Il terzo punto e’ la tenuta del Partito Democratico nelle regioni rosse. Il rischio e’ che, sebbene in assenza di una chiara alternativa che coaguli il voto delle frange insoddisfatte dalla politica renziana e dalla gestione locale, si potrebbe comunque assistere a uno sfarinamento sulla falasriga di quello che e’ successo in Emilia Romagna e dagli esiti al momento forse controllabili ma in prospettiva imprevedibili. Insomma bisogna capire se il PD in affanno va a vincere per assenza di reali avversari oppure se sono vittorie piene, senza ombre.

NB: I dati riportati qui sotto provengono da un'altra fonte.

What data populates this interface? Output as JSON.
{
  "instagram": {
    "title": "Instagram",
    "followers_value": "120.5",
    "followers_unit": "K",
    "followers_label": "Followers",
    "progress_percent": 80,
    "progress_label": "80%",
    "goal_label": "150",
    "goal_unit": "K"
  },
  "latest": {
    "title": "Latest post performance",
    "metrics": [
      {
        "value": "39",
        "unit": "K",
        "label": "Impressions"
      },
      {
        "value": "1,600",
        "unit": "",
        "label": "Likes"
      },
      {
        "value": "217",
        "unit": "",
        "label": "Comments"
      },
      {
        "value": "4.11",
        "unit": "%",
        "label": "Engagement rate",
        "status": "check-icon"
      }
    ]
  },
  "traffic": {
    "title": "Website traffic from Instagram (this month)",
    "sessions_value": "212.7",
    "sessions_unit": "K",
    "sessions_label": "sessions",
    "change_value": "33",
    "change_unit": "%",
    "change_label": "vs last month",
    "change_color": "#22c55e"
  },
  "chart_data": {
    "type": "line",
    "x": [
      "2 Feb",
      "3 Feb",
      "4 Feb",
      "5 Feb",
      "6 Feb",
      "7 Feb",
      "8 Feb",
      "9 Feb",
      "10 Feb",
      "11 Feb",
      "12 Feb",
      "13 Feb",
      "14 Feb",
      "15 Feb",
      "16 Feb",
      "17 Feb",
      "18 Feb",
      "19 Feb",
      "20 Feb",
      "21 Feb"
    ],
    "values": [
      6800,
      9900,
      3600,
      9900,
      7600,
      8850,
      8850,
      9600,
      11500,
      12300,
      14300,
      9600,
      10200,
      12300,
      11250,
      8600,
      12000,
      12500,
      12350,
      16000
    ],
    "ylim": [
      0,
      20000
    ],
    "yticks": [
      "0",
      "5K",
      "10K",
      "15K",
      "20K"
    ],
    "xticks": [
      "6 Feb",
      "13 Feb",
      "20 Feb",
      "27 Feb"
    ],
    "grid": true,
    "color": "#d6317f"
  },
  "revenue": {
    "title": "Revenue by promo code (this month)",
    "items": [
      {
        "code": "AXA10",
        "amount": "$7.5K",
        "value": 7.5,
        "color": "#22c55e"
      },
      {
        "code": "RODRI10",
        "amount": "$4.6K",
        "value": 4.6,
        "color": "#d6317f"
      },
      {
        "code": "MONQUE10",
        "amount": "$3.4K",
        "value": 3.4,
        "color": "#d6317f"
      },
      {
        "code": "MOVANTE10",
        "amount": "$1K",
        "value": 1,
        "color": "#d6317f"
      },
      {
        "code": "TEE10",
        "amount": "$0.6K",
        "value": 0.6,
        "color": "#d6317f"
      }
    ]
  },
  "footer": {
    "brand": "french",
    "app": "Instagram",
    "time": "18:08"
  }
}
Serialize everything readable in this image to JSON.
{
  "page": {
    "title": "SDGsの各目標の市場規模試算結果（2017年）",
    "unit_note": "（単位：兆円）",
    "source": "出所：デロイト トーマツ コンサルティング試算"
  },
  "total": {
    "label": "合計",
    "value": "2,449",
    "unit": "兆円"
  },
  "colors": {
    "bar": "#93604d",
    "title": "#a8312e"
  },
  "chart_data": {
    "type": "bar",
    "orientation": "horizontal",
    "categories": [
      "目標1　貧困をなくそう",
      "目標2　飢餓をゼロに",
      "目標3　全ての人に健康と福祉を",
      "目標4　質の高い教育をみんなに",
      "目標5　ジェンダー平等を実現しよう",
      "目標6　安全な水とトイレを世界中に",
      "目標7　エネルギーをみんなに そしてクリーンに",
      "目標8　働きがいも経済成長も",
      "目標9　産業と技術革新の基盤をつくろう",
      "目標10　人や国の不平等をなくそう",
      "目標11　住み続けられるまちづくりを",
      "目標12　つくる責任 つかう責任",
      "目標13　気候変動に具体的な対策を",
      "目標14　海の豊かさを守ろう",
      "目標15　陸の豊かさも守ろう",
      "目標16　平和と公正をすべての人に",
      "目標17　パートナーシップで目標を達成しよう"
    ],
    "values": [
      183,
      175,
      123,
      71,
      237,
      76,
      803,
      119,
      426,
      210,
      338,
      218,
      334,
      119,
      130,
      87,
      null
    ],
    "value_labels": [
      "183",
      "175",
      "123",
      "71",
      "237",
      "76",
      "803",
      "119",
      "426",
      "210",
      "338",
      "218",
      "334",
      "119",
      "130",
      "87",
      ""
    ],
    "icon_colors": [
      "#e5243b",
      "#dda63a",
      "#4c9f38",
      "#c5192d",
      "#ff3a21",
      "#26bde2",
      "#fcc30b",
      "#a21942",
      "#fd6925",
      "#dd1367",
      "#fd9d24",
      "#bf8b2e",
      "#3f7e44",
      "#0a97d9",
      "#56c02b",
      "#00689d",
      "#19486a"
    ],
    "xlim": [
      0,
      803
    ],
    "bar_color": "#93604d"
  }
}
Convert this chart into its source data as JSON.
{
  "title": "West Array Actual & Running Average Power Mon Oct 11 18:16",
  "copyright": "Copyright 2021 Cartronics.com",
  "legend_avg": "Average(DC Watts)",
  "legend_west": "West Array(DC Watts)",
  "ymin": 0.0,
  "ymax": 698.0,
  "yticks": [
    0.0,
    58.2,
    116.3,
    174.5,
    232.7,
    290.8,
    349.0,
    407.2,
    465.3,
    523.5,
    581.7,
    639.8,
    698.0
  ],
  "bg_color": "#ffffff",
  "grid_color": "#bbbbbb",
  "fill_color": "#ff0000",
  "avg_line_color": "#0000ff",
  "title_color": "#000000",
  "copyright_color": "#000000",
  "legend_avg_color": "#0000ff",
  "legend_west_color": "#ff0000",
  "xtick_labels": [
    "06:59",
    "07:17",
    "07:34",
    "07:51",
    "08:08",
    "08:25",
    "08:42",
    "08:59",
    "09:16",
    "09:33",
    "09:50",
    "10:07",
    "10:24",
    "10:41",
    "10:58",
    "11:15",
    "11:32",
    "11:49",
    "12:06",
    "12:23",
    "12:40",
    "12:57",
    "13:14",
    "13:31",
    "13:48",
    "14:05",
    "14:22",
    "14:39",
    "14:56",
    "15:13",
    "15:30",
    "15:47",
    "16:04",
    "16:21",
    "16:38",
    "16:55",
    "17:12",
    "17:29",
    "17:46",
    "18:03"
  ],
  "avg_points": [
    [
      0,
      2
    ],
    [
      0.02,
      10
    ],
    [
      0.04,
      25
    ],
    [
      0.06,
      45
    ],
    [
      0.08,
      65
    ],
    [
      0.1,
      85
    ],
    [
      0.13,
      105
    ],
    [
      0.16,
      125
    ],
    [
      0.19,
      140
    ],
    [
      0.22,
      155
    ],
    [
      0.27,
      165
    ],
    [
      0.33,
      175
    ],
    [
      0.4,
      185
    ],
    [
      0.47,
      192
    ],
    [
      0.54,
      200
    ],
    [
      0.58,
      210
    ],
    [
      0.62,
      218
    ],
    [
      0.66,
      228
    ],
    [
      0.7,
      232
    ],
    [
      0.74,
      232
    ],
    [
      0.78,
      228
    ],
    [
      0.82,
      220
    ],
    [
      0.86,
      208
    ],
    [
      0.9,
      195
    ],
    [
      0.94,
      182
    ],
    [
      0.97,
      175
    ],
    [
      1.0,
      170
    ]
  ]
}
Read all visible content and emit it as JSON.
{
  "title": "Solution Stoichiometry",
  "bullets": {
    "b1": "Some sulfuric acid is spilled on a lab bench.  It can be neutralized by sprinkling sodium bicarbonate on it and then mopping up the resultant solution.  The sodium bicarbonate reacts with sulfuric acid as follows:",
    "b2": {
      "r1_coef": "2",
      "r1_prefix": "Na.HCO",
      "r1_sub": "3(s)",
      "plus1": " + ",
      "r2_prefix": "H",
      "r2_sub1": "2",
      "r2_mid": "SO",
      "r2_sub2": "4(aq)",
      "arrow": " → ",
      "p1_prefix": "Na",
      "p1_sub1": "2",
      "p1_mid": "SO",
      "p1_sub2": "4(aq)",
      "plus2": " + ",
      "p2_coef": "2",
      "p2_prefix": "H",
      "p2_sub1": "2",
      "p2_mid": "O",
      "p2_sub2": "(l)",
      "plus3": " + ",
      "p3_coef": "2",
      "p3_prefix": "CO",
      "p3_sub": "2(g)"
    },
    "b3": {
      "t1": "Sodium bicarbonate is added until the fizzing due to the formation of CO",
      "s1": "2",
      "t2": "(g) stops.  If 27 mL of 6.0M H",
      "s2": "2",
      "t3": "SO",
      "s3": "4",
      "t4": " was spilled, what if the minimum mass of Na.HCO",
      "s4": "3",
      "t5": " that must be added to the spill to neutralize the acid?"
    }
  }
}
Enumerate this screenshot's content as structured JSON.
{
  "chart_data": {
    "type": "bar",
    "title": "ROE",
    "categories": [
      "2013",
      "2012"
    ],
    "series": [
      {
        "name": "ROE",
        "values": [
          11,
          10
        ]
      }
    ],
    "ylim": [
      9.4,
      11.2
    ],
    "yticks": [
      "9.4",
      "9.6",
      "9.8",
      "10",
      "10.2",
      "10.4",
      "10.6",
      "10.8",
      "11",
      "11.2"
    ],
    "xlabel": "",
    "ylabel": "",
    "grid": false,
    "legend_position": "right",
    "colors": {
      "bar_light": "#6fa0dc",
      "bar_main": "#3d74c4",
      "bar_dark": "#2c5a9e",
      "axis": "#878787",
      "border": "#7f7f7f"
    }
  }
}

Le percentuali da tenere sotto controllo sono Toscana 50%, Marche 40%, Umbria 43%
Il quarto punto e’ il risultato in Puglia in cui occorrerebbe verificare se il PD diverrà primo partito della regione e se il suo risultato sara’ uguale o inferiore alla somma dei vari partiti di centrodestra.
Ovviamente queste problematiche sarebbero facilmente gestibili dalla segreteria Renzi in caso di vittoria, anzi darebbero spunto per una azione di “messa in ordine” del partito, sarebbero meno gestibili in caso di sconfitte perché potrebbero ridare fiato alle minoranze interne.
Possibile
Sebbene sia sempre azzardato proiettare risultati locali a livello nazionale tuttavia vale la pena spendere qualche parola sulla situazione ligure perché dopo l’abbandono del PD da parte di Giuseppe Civati la regione e’ diventata una sorta di laboratorio per l’iniziativa politica del deputato brianzolo. La situazione non e’ delle migliori, sia perché la valenza politica della candidatura Pastorino e’ apparsa solo in corso d’opera sia perché a sinistra c’e’ un proliferare di candidature fuoriuscite dall’esperienza della lista l’Altra Europa. A spanne possiamo dire che il consenso di Pastorino si basa su 2 colonne: i fuoriusciti del PD e la vecchia SEL. Come ho scritto prima l’area civatiana alle primarie 2013 prese il 18% in Liguria, equivalente a un 6/7% di voti cui occorre sommare un 2/3% di provenienza SEL. Tenendo presente che per la sinistra il dato ligure storicamente e’ in linea con quello nazionale raggiungere il 10%, la doppia cifra, sarebbe un ottimo risultato mostrando capacita’ di attrazione da parte di questa operazione politica in linea o superiori all’area di provenienza, ed e’ appunto quella soglia il discrimine tra una buona e una falsa partenza per il progetto politico “Possibile”.